A bag contains $3$ red, $4$ white and $5$ black balls. Three balls are drawn at random. The probability of being their different colours is
A. $\dfrac{3}{{11}}$
B. $\dfrac{2}{{11}}$
C. $\dfrac{8}{{11}}$
D. None of these

Answer 1

We can see that in this question we have to find the probability of selecting the balls from different bags. So this applies to the combination. So we will first find the total outcomes and the favourable outcomes through the combination formula and then we apply the probability formula. We know the formula of probability i.e. $\dfrac{\text{Number of favourable outcomes}}{\text{Total number of outcomes}}$.

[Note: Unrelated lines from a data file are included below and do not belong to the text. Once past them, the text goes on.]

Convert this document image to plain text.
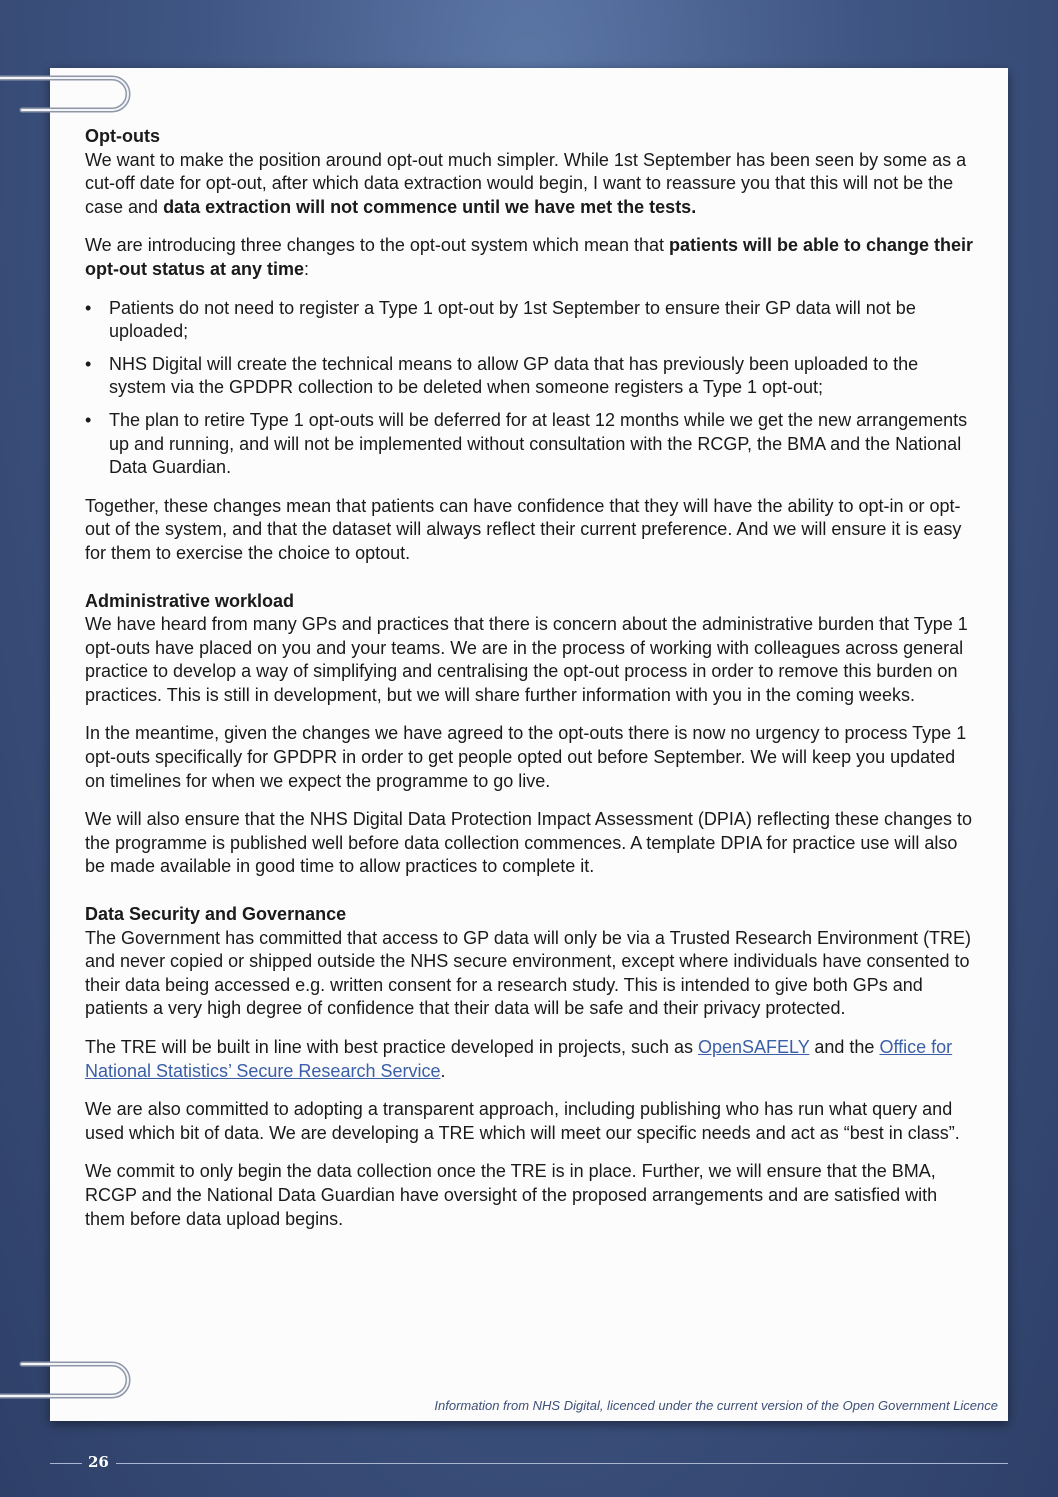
Opt-outs

We want to make the position around opt-out much simpler. While 1st September has been seen by some as a cut-off date for opt-out, after which data extraction would begin, I want to reassure you that this will not be the case and data extraction will not commence until we have met the tests.

We are introducing three changes to the opt-out system which mean that patients will be able to change their opt-out status at any time:

• Patients do not need to register a Type 1 opt-out by 1st September to ensure their GP data will not be uploaded;
• NHS Digital will create the technical means to allow GP data that has previously been uploaded to the system via the GPDPR collection to be deleted when someone registers a Type 1 opt-out;
• The plan to retire Type 1 opt-outs will be deferred for at least 12 months while we get the new arrangements up and running, and will not be implemented without consultation with the RCGP, the BMA and the National Data Guardian.

Together, these changes mean that patients can have confidence that they will have the ability to opt-in or opt-out of the system, and that the dataset will always reflect their current preference. And we will ensure it is easy for them to exercise the choice to optout.

Administrative workload

We have heard from many GPs and practices that there is concern about the administrative burden that Type 1 opt-outs have placed on you and your teams. We are in the process of working with colleagues across general practice to develop a way of simplifying and centralising the opt-out process in order to remove this burden on practices. This is still in development, but we will share further information with you in the coming weeks.

In the meantime, given the changes we have agreed to the opt-outs there is now no urgency to process Type 1 opt-outs specifically for GPDPR in order to get people opted out before September. We will keep you updated on timelines for when we expect the programme to go live.

We will also ensure that the NHS Digital Data Protection Impact Assessment (DPIA) reflecting these changes to the programme is published well before data collection commences. A template DPIA for practice use will also be made available in good time to allow practices to complete it.

Data Security and Governance

The Government has committed that access to GP data will only be via a Trusted Research Environment (TRE) and never copied or shipped outside the NHS secure environment, except where individuals have consented to their data being accessed e.g. written consent for a research study. This is intended to give both GPs and patients a very high degree of confidence that their data will be safe and their privacy protected.

The TRE will be built in line with best practice developed in projects, such as OpenSAFELY and the Office for National Statistics’ Secure Research Service.

We are also committed to adopting a transparent approach, including publishing who has run what query and used which bit of data. We are developing a TRE which will meet our specific needs and act as “best in class”.

We commit to only begin the data collection once the TRE is in place. Further, we will ensure that the BMA, RCGP and the National Data Guardian have oversight of the proposed arrangements and are satisfied with them before data upload begins.

Information from NHS Digital, licenced under the current version of the Open Government Licence
26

Complete step by step answer:
We know the formula for the number of ways for selecting $r$ things from $n$ group of people. The formula of combination is given as;
$^n{C_r} = \dfrac{{n!}}{{r!\left( {n - r} \right)!}}$ .
Here we have total number of balls;
$3 + 4 + 5 = 12$
And we have to select three balls from a total of $12$ balls. So we have :
$n = 12,r = 3$
We can write this expression as
$^{12}{C_3}$
Now by putting the value in the formula we can write:
$\dfrac{{n!}}{{r!\left( {n - r} \right)!}} = \dfrac{{12!}}{{3!(12 - 3)!}}$
We can simplify the factorial values and it gives us
$\dfrac{{12 \times 11 \times 10 \times 9!}}{{3 \times 2 \times 9!}}$

Now it gives us the value:
$4 \times 11 \times 5 = 220$
Now we will calculate all the favourable cases of this combination:
Since we have to find the probability of all three balls of different colours, we will calculate the combination of one ball from each.
First we have a total number of red balls $3$.
And we have to select one red from a total $3$ balls . Here we have: $n = 3,r = 1$.
Now by putting the value in the formula we can write:
$\dfrac{{n!}}{{r!\left( {n - r} \right)!}} = \dfrac{{3!}}{{1!(3 - 1)!}}$
On simplifying it gives us :
$\dfrac{{3 \times 2!}}{{2!}} = 3$
Second we have a total number of white balls $4$.

And we have to select one white ball from a total $4$ balls . So we have the values: $n = 4,r = 1$.
Now by putting the value in the formula we can write:
$\dfrac{{n!}}{{r!\left( {n - r} \right)!}} = \dfrac{{4!}}{{1!(4 - 1)!}}$
On simplifying it gives us the values:
$\dfrac{{4 \times 3!}}{{3!}} = 4$
Now we have a total number of black balls $5$. And we have to select one black from a total $5$ black balls . So we have :
$n = 5,r = 1$
Similarly as above by putting the value in the formula we can write:
$\dfrac{{n!}}{{r!\left( {n - r} \right)!}} = \dfrac{{5!}}{{1!(5 - 1)!}}$
On further simplifying it gives us the value :
$\dfrac{{5 \times 4!}}{{4!}} = 5$

We know the formula of probability i.e. $\dfrac{\text{No. of favourable outcomes}}{\text{Total number of outcomes}}$.
We will apply this now to solve further problems.
Now we have the total number of favourable outcomes i.e.
$3 \times 4 \times 5$
And we have total number of outcomes
$220$
Now we can put the values in the formula and it gives:
$\dfrac{{3 \times 4 \times 5}}{{220}} = \dfrac{{60}}{{220}}$
We can simplify the value, and it gives: $\dfrac{3}{{11}}$.

Hence the correct option is A.

Note: We should know that probability is the prediction of a particular outcome of a random event. It is a set of all the possible outcomes for a random experiment. We should note that if in the question it is given that we have to arrange the balls in a specific order, then we will use the formula of Permutation.